Não culpe os outros por seu fracasso de ser totalmente responsável por sua própria vida. Se os outros são culpados então você deu a eles o controle.” ( Bob Perks )

terça-feira, 17 de agosto de 2010

"vi veri veniversum vivus vici"

- Quem é você?

Quem, é, porém, a forma que procede da função do o quê. E o que eu sou...sou um homem com uma máscara.

- Oh, eu posso ver isso.

Certamente você pode. Eu não estou questionando seus poderes de observação. Estou meramente pontuando o paradoxo de se perguntar a um homem mascarado quem ele é.

- Certo.

Mas nesta mais auspiciosa das noites...permita-me então, no lugar da ordinária graça...sugerir o perfil desta personagem dramática.
Voilà! Eis...um humilde veterano do vaudevillien -antigo teatro de variedades-, convocado tanto como vítima e vilão pelas vicissitudes do destino. Este disfarce, não um mero acabamento por vaidade, é o vestígio da vox populi -voz do povo-. Agora ausente e banida. Contudo, esta valorosa aparição d´uma ultrapassada repugnância mantêm-se viril, e jurou eliminar estes vermes venais e virulentos da escória vanguardista e legitimando o vício brutal e voraz da violação do desejo! O único veredicto é vingança...uma vendetta -revanche- mantida como um voto, não em vão, pelo valor e veracidade de tal eis que um dia vingará o prudente e o virtuoso. Validamente, este vociferante barroquismo torna-se o ulterior do prolixo, então permita-me simplesmente adicionar que é de minha grande honra conhecê-la e você pode me chamar de V.

"O artista usa a mentira pra contar a verdade, os políticos para encobrí-la".

sábado, 14 de agosto de 2010

não sei,

   Ontem estava bem, hoje esta mal e como sempre, a procura de um sinal, sem qualquer correção no texto a ser feita mesmo que necessária, nada vai mudar, pois essas são do fundo as palavras mais puras que se poderia escrever, confusão de tudo que se passa entre dois sós, de apena uma das partes, claro. Queixar-se por dormir pouco durante a noite, é apenas mais um fato de toda essa história.

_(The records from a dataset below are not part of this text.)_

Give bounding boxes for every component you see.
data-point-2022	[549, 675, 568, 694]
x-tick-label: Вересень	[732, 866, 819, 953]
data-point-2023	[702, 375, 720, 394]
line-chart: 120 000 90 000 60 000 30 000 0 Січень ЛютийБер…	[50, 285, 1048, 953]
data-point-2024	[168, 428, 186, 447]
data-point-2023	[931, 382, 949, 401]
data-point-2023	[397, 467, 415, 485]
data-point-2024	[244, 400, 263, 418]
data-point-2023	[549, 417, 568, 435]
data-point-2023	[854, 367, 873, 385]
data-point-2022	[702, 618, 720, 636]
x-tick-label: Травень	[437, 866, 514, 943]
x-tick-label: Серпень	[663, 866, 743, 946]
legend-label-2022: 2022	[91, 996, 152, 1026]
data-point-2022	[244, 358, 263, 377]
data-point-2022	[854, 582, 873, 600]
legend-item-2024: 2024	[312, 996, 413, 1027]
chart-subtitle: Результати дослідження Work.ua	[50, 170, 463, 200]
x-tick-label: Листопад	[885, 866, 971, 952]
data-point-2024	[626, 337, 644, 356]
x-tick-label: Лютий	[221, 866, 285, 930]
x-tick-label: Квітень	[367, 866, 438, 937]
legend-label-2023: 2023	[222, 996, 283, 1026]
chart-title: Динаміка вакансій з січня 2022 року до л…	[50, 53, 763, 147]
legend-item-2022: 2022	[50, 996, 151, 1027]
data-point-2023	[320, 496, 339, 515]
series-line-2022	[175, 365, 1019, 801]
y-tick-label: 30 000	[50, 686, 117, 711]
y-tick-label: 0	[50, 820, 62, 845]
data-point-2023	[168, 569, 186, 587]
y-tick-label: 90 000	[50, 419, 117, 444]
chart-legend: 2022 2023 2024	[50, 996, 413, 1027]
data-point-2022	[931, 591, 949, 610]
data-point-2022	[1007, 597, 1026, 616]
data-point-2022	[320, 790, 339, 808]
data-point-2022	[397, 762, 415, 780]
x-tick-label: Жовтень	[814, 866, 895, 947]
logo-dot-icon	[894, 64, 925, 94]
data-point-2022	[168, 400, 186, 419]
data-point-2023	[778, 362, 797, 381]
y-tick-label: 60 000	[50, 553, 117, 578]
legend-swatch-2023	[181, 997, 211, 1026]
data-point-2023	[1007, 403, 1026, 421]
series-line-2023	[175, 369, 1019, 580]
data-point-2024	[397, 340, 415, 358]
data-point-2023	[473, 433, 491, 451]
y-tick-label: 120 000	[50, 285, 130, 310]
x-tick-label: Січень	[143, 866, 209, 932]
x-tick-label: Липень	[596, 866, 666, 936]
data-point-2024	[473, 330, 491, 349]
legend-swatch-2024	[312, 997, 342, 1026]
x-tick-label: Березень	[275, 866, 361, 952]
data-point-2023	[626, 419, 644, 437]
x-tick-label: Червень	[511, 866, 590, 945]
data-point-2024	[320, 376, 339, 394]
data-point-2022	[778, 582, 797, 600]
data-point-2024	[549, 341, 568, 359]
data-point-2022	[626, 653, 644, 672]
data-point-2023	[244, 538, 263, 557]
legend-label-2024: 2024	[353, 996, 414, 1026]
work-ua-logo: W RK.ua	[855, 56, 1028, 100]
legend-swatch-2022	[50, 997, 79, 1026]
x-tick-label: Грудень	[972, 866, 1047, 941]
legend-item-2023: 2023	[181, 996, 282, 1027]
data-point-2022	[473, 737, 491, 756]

   Minha fé de todas as orações, toda a beleza que me encantara agora começa a desaparecer, meus mil minutos a pensar, a pedir e a sonhar parecem ter se esvaido, o problema é pensar no depois, claro superar é fato, o problema é pensar no fim, acho que isso é que se chama confusão, não? Coração e raciocínio se embatem a fim de se chegar num consenso, claramente se nota que quando a só, põe-se a sofrer, mas sequer consegue chorar.

   Pois como consegue chegar a tal ponto, sem qualquer explicação plausível, reza todas as noites na intenção de encontrar o possível. Andar em ruas ocultas tentando não esconder o sentimento, mas... Qual sentimento? Pois então, pra variar estou sob essa mesma questão, tento estar certo que esse sentimento não seja em vão.

sexta-feira, 13 de agosto de 2010

pra se divertir.

   A caminho de um lugar qualquer que demonstre eu estar errado sobre conclusões antes tiradas precipitadamente, gritos enlouquecedores no fundo do seu tímpano se alimentando a base de remédios pra dor no pé. Bom estar em forma, a caminhada é extensa e não ta nem um pouco afim de suar, tequila, limão e sal é tudo o que eu preciso pra numa sexta 13 pirar.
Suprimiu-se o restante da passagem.